Susanna Duffy (author) from Melbourne Australia on September 13, 2014:
I don't know about you but, when putting this together, I really wanted a beer. A chilled, refreshing beer
Robert Connor from Michigan on July 09, 2014:
Beer making is simply & fun
Virginia Allain from Central Florida on March 10, 2014:
Now that was fascinating. I hadn't really thought about beer beyond medieval times.
sybil watson on August 08, 2013:
Have you ever seen the documentary "How Beer Saved the World"?. It's an absolutely fascinating history of the invention of beer and the big part it has played in the history of the world. Very interesting lens.
Renaissance Woman from Colorado on July 08, 2013:
Fascinating article. I think I'll pass on that gruel beer. That code of ethics for beer shop owners might put a few liquor stores out of business these days. A general drowning, or thrown into a vat of beer?

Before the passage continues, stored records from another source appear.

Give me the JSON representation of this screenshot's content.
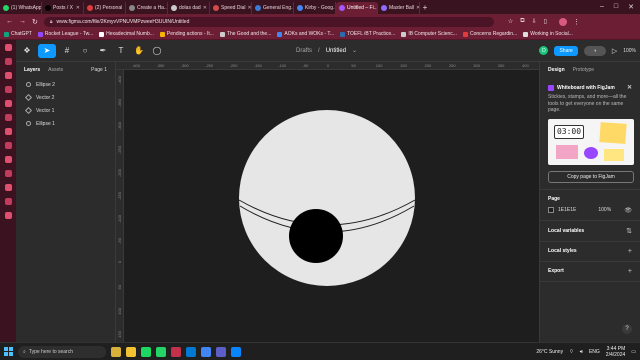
{
  "browser": {
    "tabs": [
      {
        "label": "(1) WhatsApp",
        "color": "#25d366",
        "active": false
      },
      {
        "label": "Posts / X",
        "color": "#000000",
        "active": false
      },
      {
        "label": "(2) Personal",
        "color": "#e03c3c",
        "active": false
      },
      {
        "label": "Create a Ha...",
        "color": "#888888",
        "active": false
      },
      {
        "label": "dolas dad",
        "color": "#cccccc",
        "active": false
      },
      {
        "label": "Speed Dial",
        "color": "#d24b4b",
        "active": false
      },
      {
        "label": "General Eng...",
        "color": "#3a7bd5",
        "active": false
      },
      {
        "label": "Kirby - Goog...",
        "color": "#4285f4",
        "active": false
      },
      {
        "label": "Untitled – Fi...",
        "color": "#a259ff",
        "active": true
      },
      {
        "label": "Master Ball",
        "color": "#8c6cff",
        "active": false
      }
    ],
    "url": "www.figma.com/file/2KmyvVPNUVMPzweeH3UUIN/Untitled",
    "bookmarks": [
      {
        "label": "ChatGPT",
        "color": "#10a37f"
      },
      {
        "label": "Rocket League - Tw...",
        "color": "#9146ff"
      },
      {
        "label": "Hexadecimal Numb...",
        "color": "#ffffff"
      },
      {
        "label": "Pending actions - It...",
        "color": "#f4b400"
      },
      {
        "label": "The Good and the...",
        "color": "#cccccc"
      },
      {
        "label": "AOKs and WOKs - T...",
        "color": "#4285f4"
      },
      {
        "label": "TOEFL iBT Practice...",
        "color": "#2b6cb0"
      },
      {
        "label": "IB Computer Scienc...",
        "color": "#cccccc"
      },
      {
        "label": "Concerns Regardin...",
        "color": "#e03c3c"
      },
      {
        "label": "Working in Social...",
        "color": "#dddddd"
      }
    ]
  },
  "figma": {
    "breadcrumb_folder": "Drafts",
    "breadcrumb_sep": "/",
    "file_name": "Untitled",
    "avatar_letter": "D",
    "share_label": "Share",
    "zoom_label": "100%",
    "layers_tab": "Layers",
    "assets_tab": "Assets",
    "page_selector": "Page 1",
    "layers": [
      {
        "name": "Ellipse 2",
        "kind": "ellipse"
      },
      {
        "name": "Vector 2",
        "kind": "vector"
      },
      {
        "name": "Vector 1",
        "kind": "vector"
      },
      {
        "name": "Ellipse 1",
        "kind": "ellipse"
      }
    ],
    "ruler_top": [
      "-400",
      "-350",
      "-300",
      "-250",
      "-200",
      "-150",
      "-100",
      "-50",
      "0",
      "50",
      "100",
      "150",
      "200",
      "250",
      "300",
      "350",
      "400"
    ],
    "ruler_left": [
      "-400",
      "-350",
      "-300",
      "-250",
      "-200",
      "-150",
      "-100",
      "-50",
      "0",
      "50",
      "100",
      "150"
    ],
    "design_tab": "Design",
    "prototype_tab": "Prototype",
    "promo_title": "Whiteboard with FigJam",
    "promo_body": "Stickies, stamps, and more—all the tools to get everyone on the same page.",
    "promo_clock": "03:00",
    "copy_button": "Copy page to FigJam",
    "page_section": "Page",
    "page_color": "1E1E1E",
    "page_opacity": "100%",
    "local_variables": "Local variables",
    "local_styles": "Local styles",
    "export": "Export",
    "canvas_colors": {
      "background": "#1e1e1e",
      "ball": "#e6e6e6",
      "center": "#000000",
      "lines": "#1e1e1e"
    }
  },
  "taskbar": {
    "search_placeholder": "Type here to search",
    "weather": "26°C  Sunny",
    "lang": "ENG",
    "time": "3:44 PM",
    "date": "2/4/2024"
  }
}
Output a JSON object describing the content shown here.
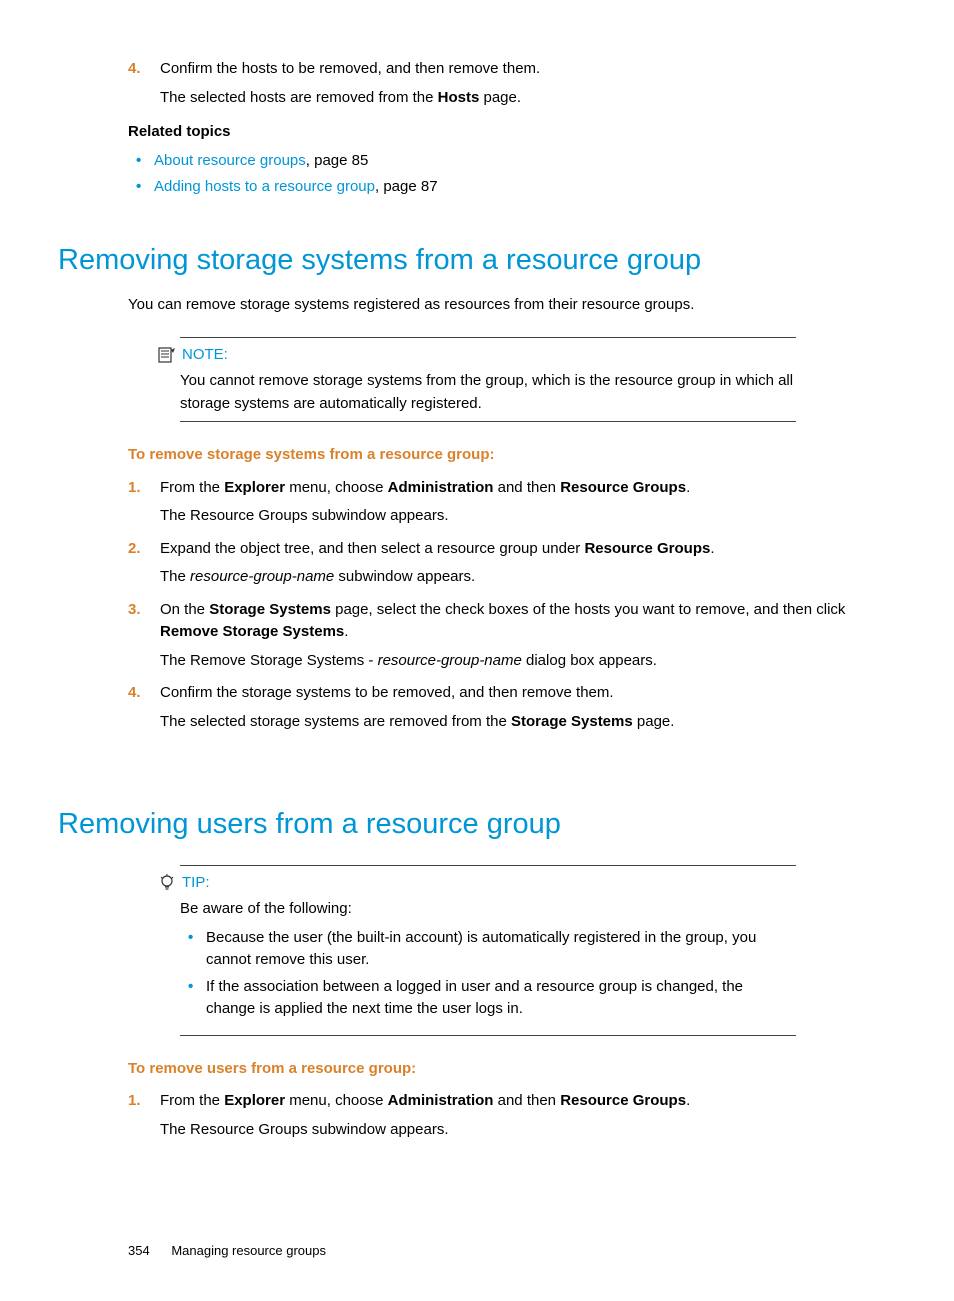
{
  "top": {
    "step4_num": "4.",
    "step4_a": "Confirm the hosts to be removed, and then remove them.",
    "step4_b_pre": "The selected hosts are removed from the ",
    "step4_b_bold": "Hosts",
    "step4_b_post": " page.",
    "related_heading": "Related topics",
    "rel1_link": "About resource groups",
    "rel1_post": ", page 85",
    "rel2_link": "Adding hosts to a resource group",
    "rel2_post": ", page 87"
  },
  "sec1": {
    "title": "Removing storage systems from a resource group",
    "intro": "You can remove storage systems registered as resources from their resource groups.",
    "note_label": "NOTE:",
    "note_body": "You cannot remove storage systems from the                                        group, which is the resource group in which all storage systems are automatically registered.",
    "proc_heading": "To remove storage systems from a resource group:",
    "steps": {
      "s1_num": "1.",
      "s1_pre": "From the ",
      "s1_b1": "Explorer",
      "s1_mid1": " menu, choose ",
      "s1_b2": "Administration",
      "s1_mid2": " and then ",
      "s1_b3": "Resource Groups",
      "s1_post": ".",
      "s1_sub": "The Resource Groups subwindow appears.",
      "s2_num": "2.",
      "s2_pre": "Expand the object tree, and then select a resource group under ",
      "s2_b1": "Resource Groups",
      "s2_post": ".",
      "s2_sub_pre": "The ",
      "s2_sub_i": "resource-group-name",
      "s2_sub_post": " subwindow appears.",
      "s3_num": "3.",
      "s3_pre": "On the ",
      "s3_b1": "Storage Systems",
      "s3_mid": " page, select the check boxes of the hosts you want to remove, and then click ",
      "s3_b2": "Remove Storage Systems",
      "s3_post": ".",
      "s3_sub_pre": "The Remove Storage Systems - ",
      "s3_sub_i": "resource-group-name",
      "s3_sub_post": " dialog box appears.",
      "s4_num": "4.",
      "s4_a": "Confirm the storage systems to be removed, and then remove them.",
      "s4_b_pre": "The selected storage systems are removed from the ",
      "s4_b_bold": "Storage Systems",
      "s4_b_post": " page."
    }
  },
  "sec2": {
    "title": "Removing users from a resource group",
    "tip_label": "TIP:",
    "tip_intro": "Be aware of the following:",
    "tip_b1": "Because the user                 (the built-in account) is automatically registered in the                           group, you cannot remove this user.",
    "tip_b2": "If the association between a logged in user and a resource group is changed, the change is applied the next time the user logs in.",
    "proc_heading": "To remove users from a resource group:",
    "steps": {
      "s1_num": "1.",
      "s1_pre": "From the ",
      "s1_b1": "Explorer",
      "s1_mid1": " menu, choose ",
      "s1_b2": "Administration",
      "s1_mid2": " and then ",
      "s1_b3": "Resource Groups",
      "s1_post": ".",
      "s1_sub": "The Resource Groups subwindow appears."
    }
  },
  "footer": {
    "pagenum": "354",
    "section": "Managing resource groups"
  }
}
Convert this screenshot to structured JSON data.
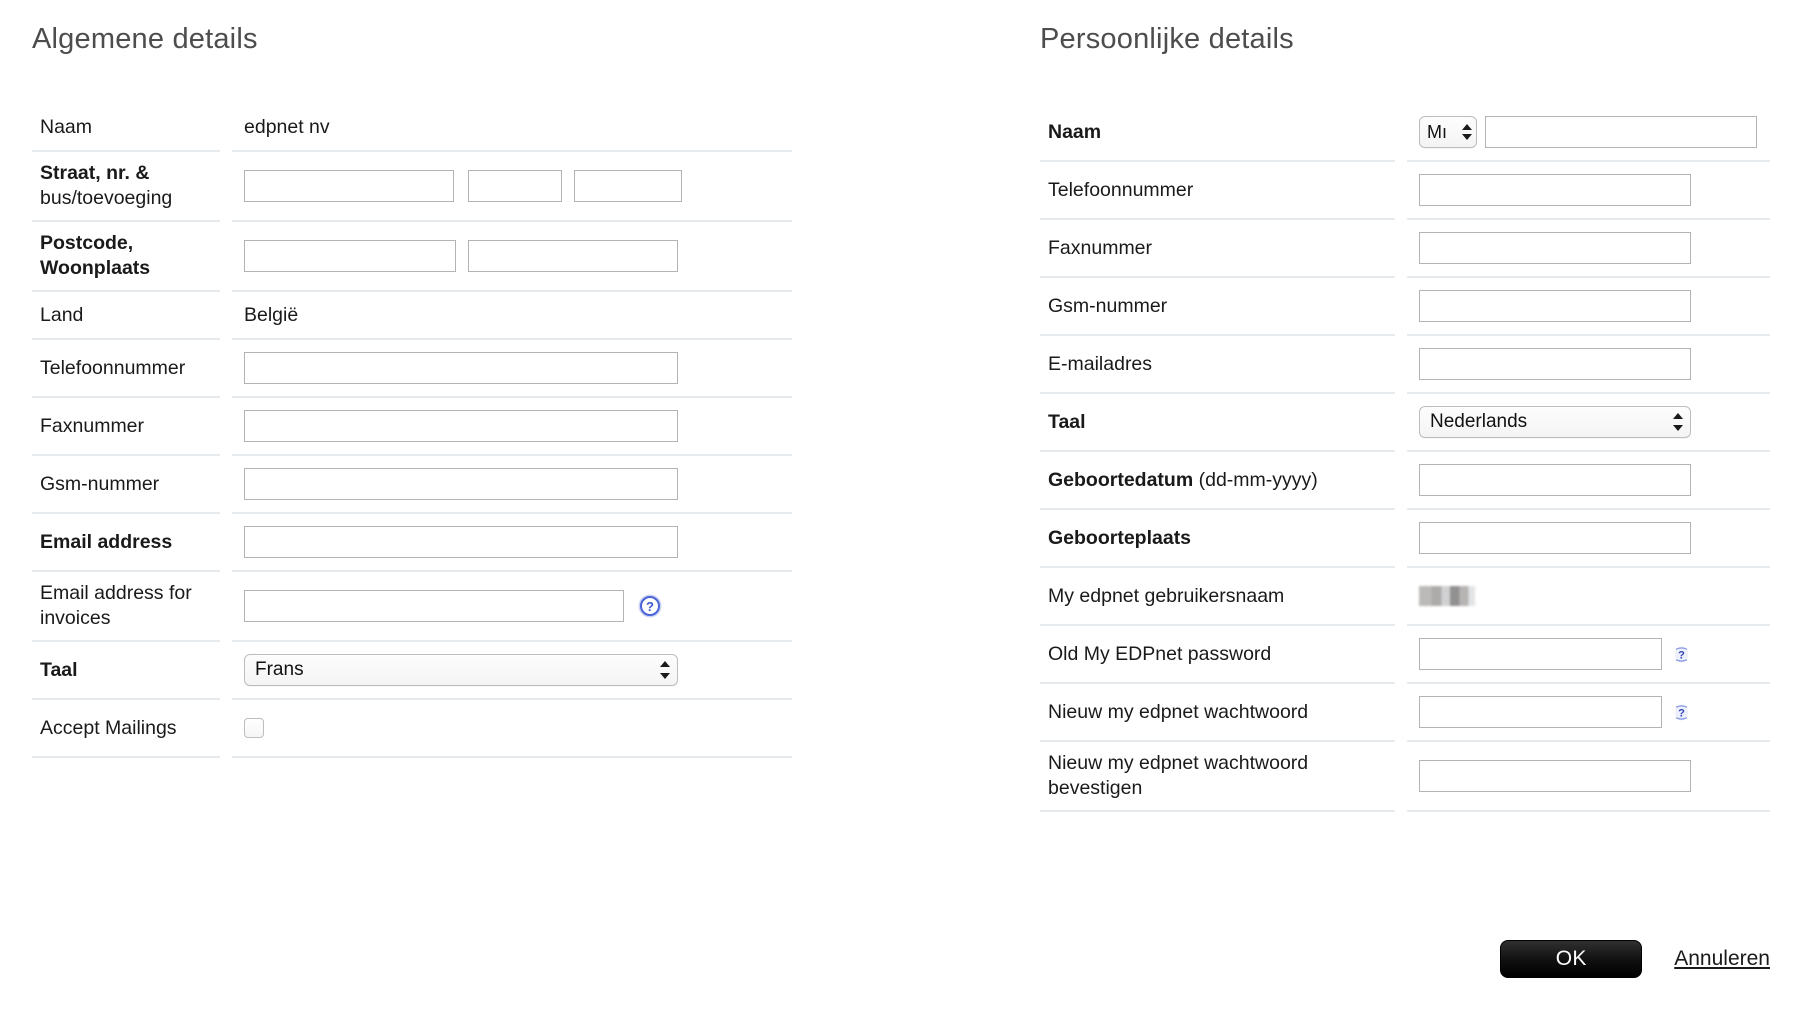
{
  "general": {
    "title": "Algemene details",
    "rows": {
      "name": {
        "label": "Naam",
        "value": "edpnet nv"
      },
      "street": {
        "label_line1": "Straat, nr.  &",
        "label_line2": "bus/toevoeging",
        "street_value": "",
        "number_value": "",
        "box_value": ""
      },
      "postcode": {
        "label_line1": "Postcode,",
        "label_line2": "Woonplaats",
        "zip_value": "",
        "city_value": ""
      },
      "country": {
        "label": "Land",
        "value": "België"
      },
      "phone": {
        "label": "Telefoonnummer",
        "value": ""
      },
      "fax": {
        "label": "Faxnummer",
        "value": ""
      },
      "mobile": {
        "label": "Gsm-nummer",
        "value": ""
      },
      "email": {
        "label": "Email address",
        "value": ""
      },
      "email_invoices": {
        "label_line1": "Email address for",
        "label_line2": "invoices",
        "value": "",
        "help_icon": "help-question-circle-icon"
      },
      "language": {
        "label": "Taal",
        "value": "Frans"
      },
      "mailings": {
        "label": "Accept Mailings",
        "checked": false
      }
    }
  },
  "personal": {
    "title": "Persoonlijke details",
    "rows": {
      "name": {
        "label": "Naam",
        "title_value": "Mı",
        "name_value": ""
      },
      "phone": {
        "label": "Telefoonnummer",
        "value": ""
      },
      "fax": {
        "label": "Faxnummer",
        "value": ""
      },
      "mobile": {
        "label": "Gsm-nummer",
        "value": ""
      },
      "email": {
        "label": "E-mailadres",
        "value": ""
      },
      "language": {
        "label": "Taal",
        "value": "Nederlands"
      },
      "birthdate": {
        "label_bold": "Geboortedatum",
        "label_normal": " (dd-mm-yyyy)",
        "value": ""
      },
      "birthplace": {
        "label": "Geboorteplaats",
        "value": ""
      },
      "username": {
        "label": "My edpnet gebruikersnaam",
        "value_redacted": true
      },
      "old_password": {
        "label": "Old My EDPnet password",
        "value": "",
        "help_icon": "help-question-icon"
      },
      "new_password": {
        "label": "Nieuw my edpnet wachtwoord",
        "value": "",
        "help_icon": "help-question-icon"
      },
      "confirm_password": {
        "label_line1": "Nieuw my edpnet wachtwoord",
        "label_line2": "bevestigen",
        "value": ""
      }
    }
  },
  "actions": {
    "ok_label": "OK",
    "cancel_label": "Annuleren"
  },
  "colors": {
    "help_blue": "#4a63d8",
    "rule": "#e7eaee",
    "input_border": "#b3b3b3",
    "heading": "#4d4d4d",
    "ok_button_bg": "#000000"
  }
}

Nancy Tate Hellams from Pendleton, SC on June 30, 2013:
I will sure have a new appreciation for beer when I enjoy my next cool one. Thanks.
Jeff Johnston from Alberta Canada on May 27, 2013:
very nice, I recently found a source of seed barley and was considering making some ancient beer, just stumbled across this article :D great job.
myoyster1957 on March 13, 2013:
And then there was beer, 5 pints is also a loaf
chickie99 on February 14, 2013:
beer always was first; but beer bread is the best
anonymous on January 23, 2013:
I love liquid bread! I had no idea that beer was 10,000 years old, much less the oldest recipe in the world. I now have a greater appreciation for beer!
CyclistLiam on November 30, 2012:
Interesting lens. I had been led to believe it was the Belgian Monks who had initially crafted beer so this put me right on the subject. Are there any companies/ breweries that still make with the Sumerian method? Does it taste like the beer we know today?
MrMojo01 on August 22, 2012:
I'm a light beer guy so not sure if I'd like this but I enjoyed reading it!
AlleyCatLane on August 19, 2012:
Interesting article but I don't particularly care for beer, and this sounds kind of gross - "more of a gruel."
GaelicForge on January 06, 2012:
Beer is proof God loves us and wants us to have fun" - I think Ben Franklin said that... anyway, beer can contribute to our lives in many fun ways! I like it that it's the oldest recipe in the world!
LouisaDembul on December 28, 2011:
I love the way you have presented the history of beer here! Liked the expression that beer is liquid bread!
HowToKeg on October 13, 2011:
I would love to try some of that, not sure how it would taste though. We should pass the recipe on to Dogfish, they make everything!
gregoryolney lm on August 11, 2011:
People used to brew beer because they didn't have a clean water supply. The adults drank the good stuff and the kids were given the "small beer".
Nice lens !
anonymous on July 29, 2011:
Hmm... Makes me wonder if the Sumerians and the Egyptians had a pub culture and disc's too! Fascinating lens. :)
anonymous on July 07, 2011:
fascinating
AsianMarketplace on June 16, 2011:
I gotta admit, being a beer lover myself i don;t know too much about the history of beer. Thanks for the enriching information here. Cheers!
beckwong on May 01, 2011:
good lens :)
SHorsburgh on January 16, 2011:
Queen Victoria loved her ale and had one every night before she went to bed, warm ale.
Lynne Schroeder from Blue Mountains Australia on July 30, 2010:
I'll pass on the beer thanks, I'd prefer a wine. Fascinating history of beer
Mona from Iowa on May 05, 2010:
Interesting lens. Not a beer person myself but I have a friend who brews their own so will pass this along to her.